Against this background, Brad Barber and Terrance Odean at the University of California in Davis studied the investment records of 35,000 households with accounts held at a large discount brokerage firm. The study covered the years 1991 to 1997. They were interested in the relationship between overconfidence as displayed by men and women and its impact on market performance.

The first finding was that men trade more often than women. Men turn their portfolios over by 6.4 percent each month (or 77 percent annually) while women turn their portfolios over by 4.4 percent each month (53 percent annually). How does your trading activity compare with these figures?

The next finding is that there is no significant difference between the quality of their stock selections.
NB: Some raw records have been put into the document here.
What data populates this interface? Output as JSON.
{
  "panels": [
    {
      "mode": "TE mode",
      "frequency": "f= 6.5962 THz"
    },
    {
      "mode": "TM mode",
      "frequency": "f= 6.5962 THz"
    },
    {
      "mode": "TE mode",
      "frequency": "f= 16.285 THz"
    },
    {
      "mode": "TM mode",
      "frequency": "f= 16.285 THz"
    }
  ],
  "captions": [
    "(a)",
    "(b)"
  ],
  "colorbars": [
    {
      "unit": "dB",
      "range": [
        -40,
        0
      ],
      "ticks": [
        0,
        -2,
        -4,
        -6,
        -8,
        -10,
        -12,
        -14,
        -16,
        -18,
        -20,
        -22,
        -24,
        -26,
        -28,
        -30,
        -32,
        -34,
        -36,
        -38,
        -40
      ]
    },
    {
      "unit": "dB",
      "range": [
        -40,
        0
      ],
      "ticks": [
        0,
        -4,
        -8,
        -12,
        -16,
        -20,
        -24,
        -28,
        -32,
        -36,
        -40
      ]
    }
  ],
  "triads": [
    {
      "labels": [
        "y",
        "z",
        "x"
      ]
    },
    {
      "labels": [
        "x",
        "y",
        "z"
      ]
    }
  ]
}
This is a bit more complicated to explain, but it is measured in terms of excess returns as compared to their own benchmark.

Barber and Odean started by calculating the return that would have been earned if the portfolio held at the beginning of the year was kept for the entire year. This is the benchmark. Next this benchmark is compared to the actual return for the year. If this is positive, then the trading for the year improved the annual profit. If it was negative, it reduced the profit.

Guess what? Both groups would have done better if they held their start-of-the-year portfolios for the entire year. In general, the stocks individual investors sell earn greater returns than the stocks they replace them with. The stocks men choose to purchase underperform those they choose to sell by 20 basis points per month. For women, the figure is 17 basis points per month. Slightly, but not significantly, better.

Now we can put these two findings together to reach the final conclusion. Women are superior to men in the stock market. Not because their individual buy or sell decisions are better, but because they trade less often.

There is also a difference between men and women in the type of portfolios they are likely to hold. In the four areas of portfolio volatility, individual stock volatility, beta, and size men invest in riskier positions than women.

Another finding is that all the differences described above are more pronounced between singe men and single women.

What is the moral? I can’t do better than give Barber and Odean the final word by quoting the last paragraph from their study. “Individuals turnover their common stock investments about 70 percent annually. Mutual funds have similar turnover rates. Yet, those individuals and mutual funds that trade most earn lowest returns. We believe that there is a simple and powerful explanation for the high levels of counterproductive trading in financial markets: overconfidence.